#85 Trailing Fake EOCD Causes Archive to be Interpreted as Empty in unzip 6.0

[Ronish Bhatt]

Severity: Medium (Integrity / Anti-forensics / Parser Differential)

Affected Software:

• Info-ZIP UnZip 6.0 (confirmed)
• Other ZIP parsers using backward EOCD scanning (Python zipfile also affected)

Summary:
Appending a syntactically valid EOCD record (with zero entries) after the legitimate ZIP archive causes unzip 6.0 to select the fake EOCD during backward scanning.

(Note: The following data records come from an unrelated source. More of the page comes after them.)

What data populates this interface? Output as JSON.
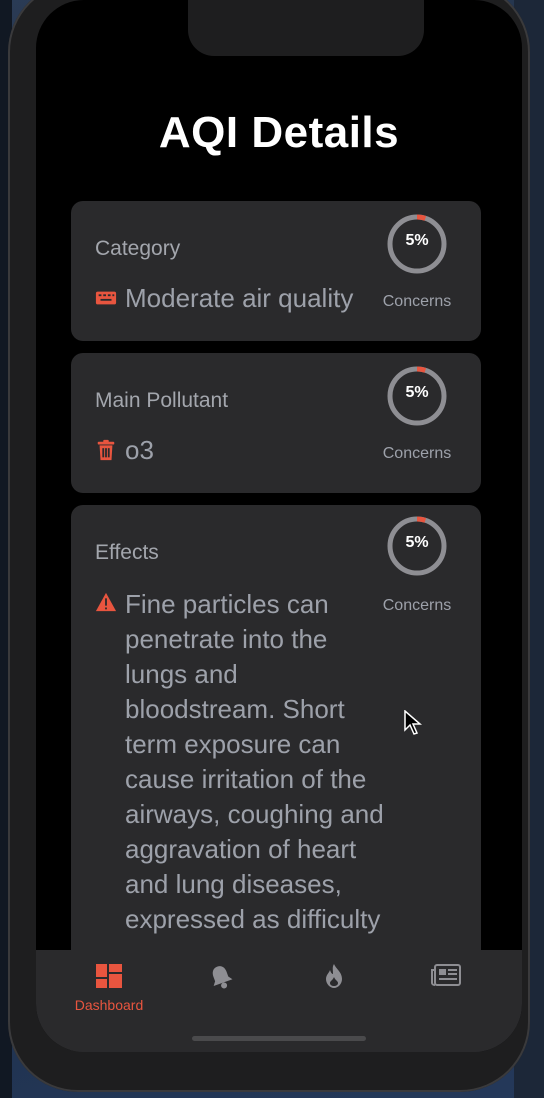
{
  "header": {
    "title": "AQI Details"
  },
  "cards": [
    {
      "label": "Category",
      "value": "Moderate air quality",
      "icon": "keyboard-icon",
      "percent": "5%",
      "percent_value": 0.05,
      "concerns_label": "Concerns"
    },
    {
      "label": "Main Pollutant",
      "value": "o3",
      "icon": "trash-icon",
      "percent": "5%",
      "percent_value": 0.05,
      "concerns_label": "Concerns"
    },
    {
      "label": "Effects",
      "value": "Fine particles can penetrate into the lungs and bloodstream. Short term exposure can cause irritation of the airways, coughing and aggravation of heart and lung diseases, expressed as difficulty",
      "icon": "warning-icon",
      "percent": "5%",
      "percent_value": 0.05,
      "concerns_label": "Concerns"
    }
  ],
  "tabbar": {
    "tabs": [
      {
        "label": "Dashboard",
        "icon": "dashboard-icon",
        "active": true
      },
      {
        "label": "",
        "icon": "bell-icon",
        "active": false
      },
      {
        "label": "",
        "icon": "fire-icon",
        "active": false
      },
      {
        "label": "",
        "icon": "newspaper-icon",
        "active": false
      }
    ]
  },
  "colors": {
    "accent": "#e8553f",
    "card_bg": "#2a2a2c",
    "screen_bg": "#000000",
    "ring_track": "#8e8e93"
  }
}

This results in the archive being interpreted as empty, despite containing valid files.

Impact:

• Silent data integrity corruption
• Archive appears empty in listing tools
• Enables evasion of detection pipelines
• Enables inconsistent interpretation across tools

Technical Details:

• unzip scans backward for EOCD signature
• It does not enforce that EOCD must terminate the archive
• Appended data is treated as valid search space
• First EOCD encountered is accepted without verifying:
• its relation to actual central directory
• file structure consistency

Attack Construction:

1. Create a valid ZIP archive
2. Append arbitrary data after the archive 3. Embed a fake EOCD structure in appended data:
3. zero entries
4. empty central directory
5. Ensure fake EOCD is found before the real EOCD during backward scan

Observed Behavior:

• unzip -l → reports archive as empty
• zipinfo → shows 0 entries
• actual files remain present in archive

Expected Behavior:

• EOCD must be validated against:
• archive size boundaries
• central directory location
• EOCD located outside valid archive region should be rejected

Recommendation:

• Validate EOCD offset and central directory consistency
• Reject EOCD structures found in trailing data beyond archive bounds
• Enforce stricter structural integrity checks

Disclosure Timeline:

• Discovery: 23/03/2026
• Report: 23/03/2026

[Paul Marquess]

Hey Ronish

variations on this issue has been around for a while, but thanks for taking the time to formalise it in a ticket. Last one I heard of was embedding a complete zip file in the trailing zip comment.

A use-case where this could be used is where the unzipping code works in streaming mode and walks the local directory entries in turn without bothering about the Central Dirsctory & EOCD. In that case, the standard commandline tools would think this was a zip file with zero entries, but the streaming unzipper would see things differntly.